Quels genres de solutions proposez-vous ?
LL. Par exemple, nous essayons de susciter des partenariats en faisant se rencontrer des acteurs qui ne le feraient pas forcément de manière spontanée. Nous avons été précurseurs dans ce domaine en créant il y a 10 ans le Speed Dating de l’immobilier. Pour aller plus loin dans cette logique de décloisonnement, sachant que les frontières entre les métiers sont de plus en plus floues, nous avons structuré notre organisation interne en regroupant nos métiers immobiliers à l’échelle du Groupe Crédit Mutuel Arkéa. Nous appelons cela « La Filière immobilière» et pour nous c’est une manière naturelle de travailler, parce que nous tenons à conserver une structure à taille humaine, qui permet de se parler. Par exemple, cela nous rend assez compétent pour financer les opérations en co-promotion publique-privée.
AD. Il faut rappeler que le Crédit Mutuel Arkéa est une entreprise à mission et est à ce titre impliqué dans la transition environnementale.
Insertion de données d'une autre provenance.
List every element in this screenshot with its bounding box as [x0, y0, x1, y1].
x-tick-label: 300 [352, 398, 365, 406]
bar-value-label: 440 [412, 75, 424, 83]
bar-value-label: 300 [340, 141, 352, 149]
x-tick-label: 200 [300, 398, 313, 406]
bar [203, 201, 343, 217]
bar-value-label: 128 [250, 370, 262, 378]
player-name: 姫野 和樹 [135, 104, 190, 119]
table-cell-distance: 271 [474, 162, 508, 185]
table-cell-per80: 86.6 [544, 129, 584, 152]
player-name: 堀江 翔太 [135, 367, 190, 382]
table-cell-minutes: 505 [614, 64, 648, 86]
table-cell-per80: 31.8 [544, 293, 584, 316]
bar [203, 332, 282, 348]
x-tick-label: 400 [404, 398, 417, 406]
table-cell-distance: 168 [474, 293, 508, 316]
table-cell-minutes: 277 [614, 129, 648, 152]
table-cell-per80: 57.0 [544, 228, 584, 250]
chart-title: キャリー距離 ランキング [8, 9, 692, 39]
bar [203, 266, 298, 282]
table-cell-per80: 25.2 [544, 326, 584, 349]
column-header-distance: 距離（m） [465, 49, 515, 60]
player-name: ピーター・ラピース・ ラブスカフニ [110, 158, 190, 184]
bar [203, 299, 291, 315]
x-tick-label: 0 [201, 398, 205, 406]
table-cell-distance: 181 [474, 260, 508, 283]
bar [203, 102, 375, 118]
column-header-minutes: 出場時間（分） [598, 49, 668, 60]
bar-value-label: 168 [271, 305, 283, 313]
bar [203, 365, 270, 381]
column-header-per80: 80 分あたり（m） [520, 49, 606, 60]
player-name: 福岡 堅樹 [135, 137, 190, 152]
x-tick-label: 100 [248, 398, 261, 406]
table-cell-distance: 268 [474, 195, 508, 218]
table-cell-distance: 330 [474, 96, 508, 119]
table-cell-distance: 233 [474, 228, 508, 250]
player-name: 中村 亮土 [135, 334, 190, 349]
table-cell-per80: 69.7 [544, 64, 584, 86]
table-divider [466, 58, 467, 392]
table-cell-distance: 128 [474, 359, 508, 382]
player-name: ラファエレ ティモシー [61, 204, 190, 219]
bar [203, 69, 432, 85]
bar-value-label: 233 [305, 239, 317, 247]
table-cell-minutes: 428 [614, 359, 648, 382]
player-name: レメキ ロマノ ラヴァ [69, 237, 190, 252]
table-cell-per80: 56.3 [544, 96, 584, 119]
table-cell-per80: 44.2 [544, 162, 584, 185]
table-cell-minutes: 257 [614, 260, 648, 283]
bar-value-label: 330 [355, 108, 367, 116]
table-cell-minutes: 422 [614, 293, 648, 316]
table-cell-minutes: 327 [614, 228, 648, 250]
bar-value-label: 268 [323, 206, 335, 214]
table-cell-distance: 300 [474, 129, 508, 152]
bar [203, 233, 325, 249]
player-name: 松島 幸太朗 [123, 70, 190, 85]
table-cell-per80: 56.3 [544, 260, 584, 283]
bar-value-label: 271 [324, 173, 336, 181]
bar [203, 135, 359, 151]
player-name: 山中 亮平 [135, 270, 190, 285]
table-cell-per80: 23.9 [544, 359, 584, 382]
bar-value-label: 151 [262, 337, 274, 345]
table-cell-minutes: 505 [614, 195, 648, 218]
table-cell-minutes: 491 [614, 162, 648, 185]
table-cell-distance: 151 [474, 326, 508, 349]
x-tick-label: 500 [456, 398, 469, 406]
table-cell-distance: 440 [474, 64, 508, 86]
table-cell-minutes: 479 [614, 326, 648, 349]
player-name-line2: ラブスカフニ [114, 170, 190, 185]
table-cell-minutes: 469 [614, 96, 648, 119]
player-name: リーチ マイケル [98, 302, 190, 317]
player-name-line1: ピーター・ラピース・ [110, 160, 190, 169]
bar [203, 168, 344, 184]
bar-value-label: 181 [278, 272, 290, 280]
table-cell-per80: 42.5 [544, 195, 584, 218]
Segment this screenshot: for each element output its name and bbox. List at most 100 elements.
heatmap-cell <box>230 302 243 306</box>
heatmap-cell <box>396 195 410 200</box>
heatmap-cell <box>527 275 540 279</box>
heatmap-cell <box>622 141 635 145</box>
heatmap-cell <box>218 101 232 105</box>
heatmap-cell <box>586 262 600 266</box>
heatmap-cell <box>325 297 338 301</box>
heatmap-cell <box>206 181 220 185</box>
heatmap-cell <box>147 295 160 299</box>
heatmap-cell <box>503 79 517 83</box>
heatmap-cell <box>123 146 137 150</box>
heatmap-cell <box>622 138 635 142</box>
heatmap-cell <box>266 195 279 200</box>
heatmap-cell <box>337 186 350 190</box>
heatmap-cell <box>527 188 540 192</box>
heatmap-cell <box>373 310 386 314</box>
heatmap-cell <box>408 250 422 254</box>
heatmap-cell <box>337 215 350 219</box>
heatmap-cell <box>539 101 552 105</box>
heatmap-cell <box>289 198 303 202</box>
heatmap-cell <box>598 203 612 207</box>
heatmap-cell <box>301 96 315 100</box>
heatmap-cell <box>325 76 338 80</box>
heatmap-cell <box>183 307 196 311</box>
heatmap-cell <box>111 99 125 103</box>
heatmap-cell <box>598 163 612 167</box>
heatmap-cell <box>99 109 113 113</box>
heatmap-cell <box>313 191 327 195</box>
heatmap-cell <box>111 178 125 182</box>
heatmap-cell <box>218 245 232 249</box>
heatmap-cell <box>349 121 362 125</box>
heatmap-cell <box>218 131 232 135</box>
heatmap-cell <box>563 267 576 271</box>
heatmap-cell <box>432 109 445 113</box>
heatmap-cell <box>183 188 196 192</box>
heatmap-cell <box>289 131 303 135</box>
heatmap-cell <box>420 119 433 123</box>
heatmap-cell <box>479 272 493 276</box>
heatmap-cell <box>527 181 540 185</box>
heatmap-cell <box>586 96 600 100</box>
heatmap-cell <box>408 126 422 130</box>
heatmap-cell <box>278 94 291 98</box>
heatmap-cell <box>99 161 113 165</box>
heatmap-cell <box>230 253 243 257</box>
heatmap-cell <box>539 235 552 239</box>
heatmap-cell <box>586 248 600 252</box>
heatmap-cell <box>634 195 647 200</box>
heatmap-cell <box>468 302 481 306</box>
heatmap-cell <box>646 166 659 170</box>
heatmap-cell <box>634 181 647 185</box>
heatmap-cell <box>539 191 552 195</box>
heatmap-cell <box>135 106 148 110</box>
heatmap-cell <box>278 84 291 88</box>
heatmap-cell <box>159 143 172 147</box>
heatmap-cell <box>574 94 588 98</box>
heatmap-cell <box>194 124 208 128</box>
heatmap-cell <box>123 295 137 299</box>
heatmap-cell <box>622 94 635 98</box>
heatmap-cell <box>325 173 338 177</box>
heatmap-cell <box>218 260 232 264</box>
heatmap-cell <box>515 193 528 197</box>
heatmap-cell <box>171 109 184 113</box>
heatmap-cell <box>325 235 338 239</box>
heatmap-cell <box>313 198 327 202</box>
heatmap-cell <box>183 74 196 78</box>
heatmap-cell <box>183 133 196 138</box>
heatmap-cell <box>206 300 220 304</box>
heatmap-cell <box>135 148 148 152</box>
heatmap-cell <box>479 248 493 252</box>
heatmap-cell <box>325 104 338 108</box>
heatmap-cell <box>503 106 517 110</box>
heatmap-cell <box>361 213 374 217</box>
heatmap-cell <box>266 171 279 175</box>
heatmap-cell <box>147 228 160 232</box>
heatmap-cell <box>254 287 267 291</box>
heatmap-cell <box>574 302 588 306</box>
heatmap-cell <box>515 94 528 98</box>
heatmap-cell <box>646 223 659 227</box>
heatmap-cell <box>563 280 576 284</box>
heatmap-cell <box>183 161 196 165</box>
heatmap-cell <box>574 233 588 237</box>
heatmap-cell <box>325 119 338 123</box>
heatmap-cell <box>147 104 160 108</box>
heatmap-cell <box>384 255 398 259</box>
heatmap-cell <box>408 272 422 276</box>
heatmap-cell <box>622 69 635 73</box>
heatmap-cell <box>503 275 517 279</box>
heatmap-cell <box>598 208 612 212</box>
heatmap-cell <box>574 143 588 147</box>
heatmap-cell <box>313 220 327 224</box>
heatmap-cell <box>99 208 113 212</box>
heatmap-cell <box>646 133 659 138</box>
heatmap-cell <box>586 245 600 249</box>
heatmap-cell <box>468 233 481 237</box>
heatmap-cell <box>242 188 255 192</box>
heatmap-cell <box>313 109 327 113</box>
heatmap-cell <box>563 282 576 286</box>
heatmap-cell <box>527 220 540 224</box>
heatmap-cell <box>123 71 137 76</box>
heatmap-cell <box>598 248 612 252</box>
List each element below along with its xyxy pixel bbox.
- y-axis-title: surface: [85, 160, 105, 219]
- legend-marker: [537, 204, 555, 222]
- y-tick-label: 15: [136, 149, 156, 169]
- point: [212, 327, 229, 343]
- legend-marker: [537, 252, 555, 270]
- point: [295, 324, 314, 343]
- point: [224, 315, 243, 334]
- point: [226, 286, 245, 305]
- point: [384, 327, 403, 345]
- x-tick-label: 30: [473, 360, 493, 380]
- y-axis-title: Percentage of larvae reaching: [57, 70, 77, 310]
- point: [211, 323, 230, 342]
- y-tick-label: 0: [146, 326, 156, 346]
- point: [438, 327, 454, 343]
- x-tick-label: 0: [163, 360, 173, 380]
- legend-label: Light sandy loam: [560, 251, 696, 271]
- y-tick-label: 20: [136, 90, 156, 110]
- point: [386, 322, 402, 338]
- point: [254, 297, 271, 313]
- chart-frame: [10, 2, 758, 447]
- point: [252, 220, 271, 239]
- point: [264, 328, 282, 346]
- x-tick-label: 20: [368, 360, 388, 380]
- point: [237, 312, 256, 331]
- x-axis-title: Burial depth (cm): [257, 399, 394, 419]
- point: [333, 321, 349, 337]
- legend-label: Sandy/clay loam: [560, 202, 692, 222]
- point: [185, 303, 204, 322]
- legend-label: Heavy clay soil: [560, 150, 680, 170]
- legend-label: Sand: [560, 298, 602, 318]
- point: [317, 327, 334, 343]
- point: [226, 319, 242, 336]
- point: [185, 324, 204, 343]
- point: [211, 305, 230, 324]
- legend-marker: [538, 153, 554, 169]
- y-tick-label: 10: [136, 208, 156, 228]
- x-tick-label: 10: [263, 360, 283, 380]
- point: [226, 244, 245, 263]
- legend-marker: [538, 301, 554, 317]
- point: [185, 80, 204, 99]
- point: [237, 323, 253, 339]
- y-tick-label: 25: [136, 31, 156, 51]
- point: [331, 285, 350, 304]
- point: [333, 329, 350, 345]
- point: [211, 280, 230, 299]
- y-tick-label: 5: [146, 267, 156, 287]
Nous avons créé chez Arkéa Banque EI la gamme Impulse, qui octroie une baisse de marge sur le financement des opérations qui vont au-delà des exigences de la RE 2020 : actuellement cela concerne celles qui atteignent les seuils 2025. Au quatrième trimestre 2023, cela correspondait à 15 % de notre production de crédits.
LL. Et les bailleurs sociaux peuvent également obtenir une bonification sur le financement de travaux de rénovation permettant d’atteindre l’étiquette A, B ou C du diagnostic de performance énergétique ou une économie de 30 % de la consommation d’énergie primaire après projet.